Hablamos de la seguridad alimentaria, de la permisividad en los muelles que denuncia la industria alimentaria española. Es una queja casi eterna, no sólo con este reciente pacto europeo con Argentina, Brasil, Paraguay y Uruguay. Hace tiempo que se viene lanzando la alerta contra los tomates de Marruecos, el arroz de Vietnam, la miel de China o la banana de Latinoamérica y África, por citar sólo unos ejemplos. Todos ellos productos que se venden en los lineales de los supermercados a un precio sensiblemente inferior a su competencia española. ¿Tienen la misma calidad?

Para saber más

Crónica ha accedido a un exhaustivo informe que constata las quejas.

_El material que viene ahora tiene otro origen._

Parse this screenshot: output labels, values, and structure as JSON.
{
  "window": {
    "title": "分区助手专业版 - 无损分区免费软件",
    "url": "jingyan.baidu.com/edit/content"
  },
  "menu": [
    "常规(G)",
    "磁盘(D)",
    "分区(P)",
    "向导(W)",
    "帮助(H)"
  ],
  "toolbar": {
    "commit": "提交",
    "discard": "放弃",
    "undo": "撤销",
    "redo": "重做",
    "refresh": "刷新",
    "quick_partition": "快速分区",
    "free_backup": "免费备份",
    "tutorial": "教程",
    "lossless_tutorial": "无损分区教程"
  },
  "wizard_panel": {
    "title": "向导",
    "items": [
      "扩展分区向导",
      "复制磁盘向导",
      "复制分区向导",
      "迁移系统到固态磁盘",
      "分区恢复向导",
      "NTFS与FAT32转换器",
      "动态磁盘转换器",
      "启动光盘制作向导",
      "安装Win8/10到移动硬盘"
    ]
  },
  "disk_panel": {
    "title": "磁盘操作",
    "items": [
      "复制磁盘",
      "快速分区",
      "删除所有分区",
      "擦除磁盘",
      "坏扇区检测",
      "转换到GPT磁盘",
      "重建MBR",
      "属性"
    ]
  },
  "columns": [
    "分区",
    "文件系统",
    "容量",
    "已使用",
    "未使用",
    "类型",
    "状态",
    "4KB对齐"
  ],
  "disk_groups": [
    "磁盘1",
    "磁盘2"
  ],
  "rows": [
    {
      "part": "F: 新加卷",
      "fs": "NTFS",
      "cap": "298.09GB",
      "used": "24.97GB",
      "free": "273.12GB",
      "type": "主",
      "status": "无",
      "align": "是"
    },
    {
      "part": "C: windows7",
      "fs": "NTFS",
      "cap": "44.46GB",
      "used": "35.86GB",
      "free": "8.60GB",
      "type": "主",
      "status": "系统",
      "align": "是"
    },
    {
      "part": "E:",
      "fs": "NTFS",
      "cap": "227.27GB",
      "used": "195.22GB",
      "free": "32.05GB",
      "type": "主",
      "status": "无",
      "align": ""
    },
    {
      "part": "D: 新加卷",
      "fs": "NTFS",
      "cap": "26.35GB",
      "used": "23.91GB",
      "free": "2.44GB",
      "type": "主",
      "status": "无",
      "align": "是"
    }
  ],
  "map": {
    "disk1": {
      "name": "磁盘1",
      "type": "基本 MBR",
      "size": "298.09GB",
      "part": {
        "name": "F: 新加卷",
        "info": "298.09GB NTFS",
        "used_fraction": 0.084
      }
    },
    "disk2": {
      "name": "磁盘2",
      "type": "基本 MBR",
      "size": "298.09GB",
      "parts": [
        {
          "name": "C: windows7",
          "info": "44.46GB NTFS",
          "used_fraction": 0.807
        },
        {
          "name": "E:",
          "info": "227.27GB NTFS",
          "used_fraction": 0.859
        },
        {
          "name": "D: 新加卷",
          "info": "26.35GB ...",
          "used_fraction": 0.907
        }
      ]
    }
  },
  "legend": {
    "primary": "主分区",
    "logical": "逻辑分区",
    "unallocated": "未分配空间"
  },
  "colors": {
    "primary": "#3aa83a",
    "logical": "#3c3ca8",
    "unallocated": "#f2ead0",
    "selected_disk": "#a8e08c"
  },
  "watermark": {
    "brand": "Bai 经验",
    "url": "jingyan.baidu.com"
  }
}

Se trata de la prueba del algodón que ratifica que la denuncia de los agricultores nacionales tiene una base real, sustentada en análisis independiente que ha elaborado la empresa Tentamus LAB, que cuenta con sedes en Almería y Huelva. En su laboratorio —con una alta reputación en el sector— trabajan profesionales especializados en las áreas de microbiología, cromatografía y análisis fisicoquímicos. Este estudio ha tomado como referencia 42 muestras de bananas procedentes de Colombia, Costa Rica, Ecuador, Guatemala, Nicaragua, Camerún y Ghana y las ha comparado con otras cinco muestras de plátano de Canarias. Todas eran procedentes de diferentes supermercados de la península entre septiembre y diciembre de 2025. ¿El objetivo? Verificar el contenido de pesticidas.

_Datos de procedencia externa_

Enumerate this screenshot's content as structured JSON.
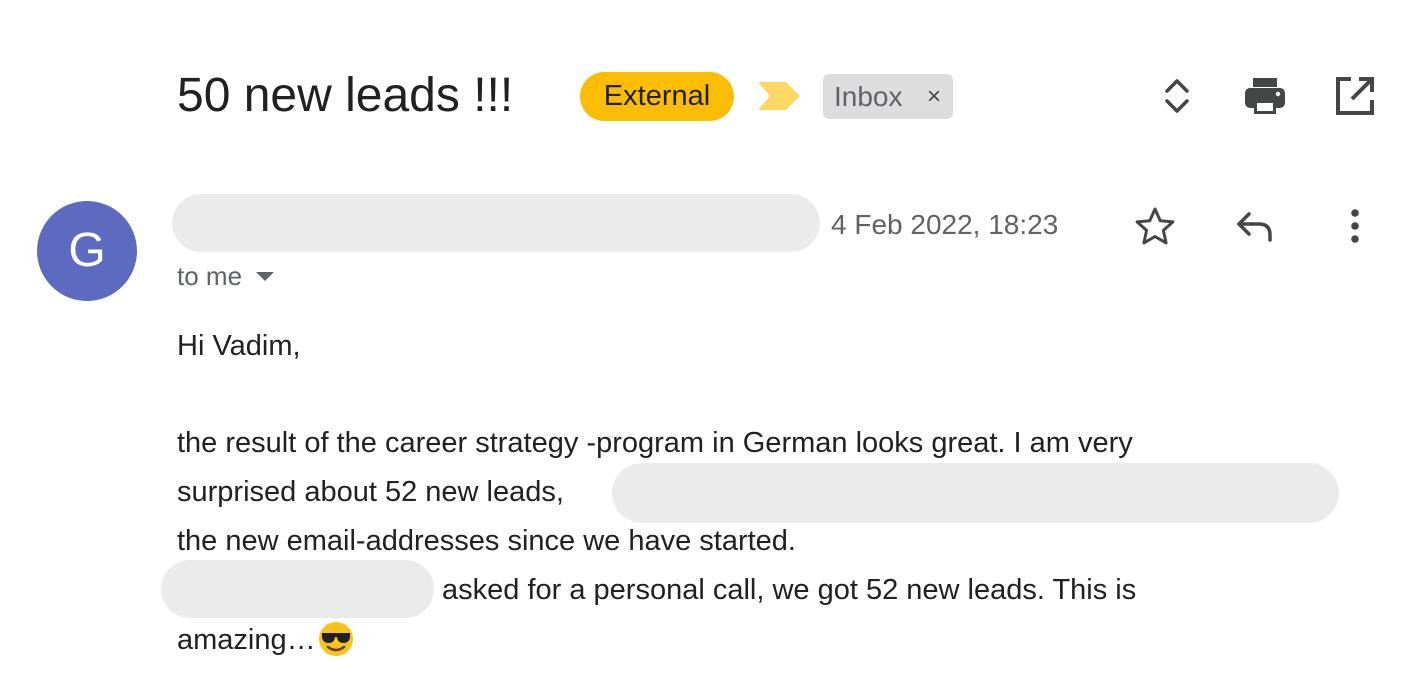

El análisis incluye un barrido de más de 600 materias activas a un límite de cuantificación de 0,01 mg/kg para descifrar elementos multiresiduos. Los resultados no dejan la más mínima duda: en las bananas aparecen elementos como el fenpropimorfo, la fenpropidina, la bifentrina, el pipiroproxifen o la azoxistrobin. Son partículas que determinan con exactitud el volumen de sustancias químicas o biológicas diseñadas para prevenir, destruir, repeler o controlar plagas que soportan.

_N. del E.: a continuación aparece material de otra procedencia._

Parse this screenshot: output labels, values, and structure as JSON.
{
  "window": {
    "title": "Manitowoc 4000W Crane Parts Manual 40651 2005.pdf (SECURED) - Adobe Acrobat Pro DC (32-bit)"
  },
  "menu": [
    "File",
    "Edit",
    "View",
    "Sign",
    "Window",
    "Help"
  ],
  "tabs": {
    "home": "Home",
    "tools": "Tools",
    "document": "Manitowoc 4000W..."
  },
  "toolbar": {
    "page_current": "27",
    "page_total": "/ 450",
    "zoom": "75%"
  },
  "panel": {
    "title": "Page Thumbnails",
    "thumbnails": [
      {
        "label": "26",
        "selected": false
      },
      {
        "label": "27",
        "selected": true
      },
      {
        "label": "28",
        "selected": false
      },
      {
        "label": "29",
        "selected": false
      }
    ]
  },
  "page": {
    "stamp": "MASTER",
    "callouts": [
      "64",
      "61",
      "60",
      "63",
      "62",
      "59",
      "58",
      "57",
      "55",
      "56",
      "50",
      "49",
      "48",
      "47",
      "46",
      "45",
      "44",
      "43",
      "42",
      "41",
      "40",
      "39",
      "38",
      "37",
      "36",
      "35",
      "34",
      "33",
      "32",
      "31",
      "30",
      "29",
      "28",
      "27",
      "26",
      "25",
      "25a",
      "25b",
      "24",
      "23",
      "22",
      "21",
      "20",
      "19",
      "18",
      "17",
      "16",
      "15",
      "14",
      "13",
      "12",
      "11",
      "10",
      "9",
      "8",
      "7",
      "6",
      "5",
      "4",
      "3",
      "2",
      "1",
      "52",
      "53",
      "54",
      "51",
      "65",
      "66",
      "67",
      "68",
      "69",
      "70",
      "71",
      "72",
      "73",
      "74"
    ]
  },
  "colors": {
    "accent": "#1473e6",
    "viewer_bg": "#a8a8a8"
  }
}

El resultado descubre en las bananas hasta 139 residuos de pesticidas, a una media de 3,4 residuos por muestra: «Se constata que un porcentaje muy alto de las muestras (68%) contiene pesticidas prohibidos en la UE y un 80% presentan pesticidas que no tienen autorización para su uso en plátano en España», profundiza el laboratorio en sus conclusiones. Bingo. Cazados.

Por el contrario, en el análisis de los plátanos de Canarias, «encontramos que todas las muestras (100%) cumplen con los LMR del reglamento 396/2005 y la presencia es muy baja con una media de 0,8 residuos por muestra». Solamente se encontraron dos residuos diferentes, pero «ambos autorizados en Europa y con autorización para su uso en el cultivo en España».

"INCOHERENCIA ABSOLUTA"

Aun así, las bananas circulan sin ningún problema por los supermercados. Y a mitad de precio en la mayoría de los casos. Así que en un contexto donde el coste de la cesta de la compra no para de crecer, el consumo de bananas en el último año en nuestro país ya ha superado al plátano (53% contra 47%), según confirma Sergio Cáceres, gerente de Asprocan, entidad que representa al 100% de productores de plátanos de Canarias: «En este caso no estamos hablando de un problema de salud alimentaria, no se trata de crear alarmismo, pero sí de que los consumidores tengan toda la información antes de elegir entre un producto y otro». El problema es que estos pesticidas, cuya presencia de residuos es importante, «pueden ser usados libremente en los cultivos de esos terceros países, pero está prohibido hacerlo en los cultivos en Europa». Se trata de una «incoherencia absoluta», pero, desgraciadamente, «no es ninguna sorpresa».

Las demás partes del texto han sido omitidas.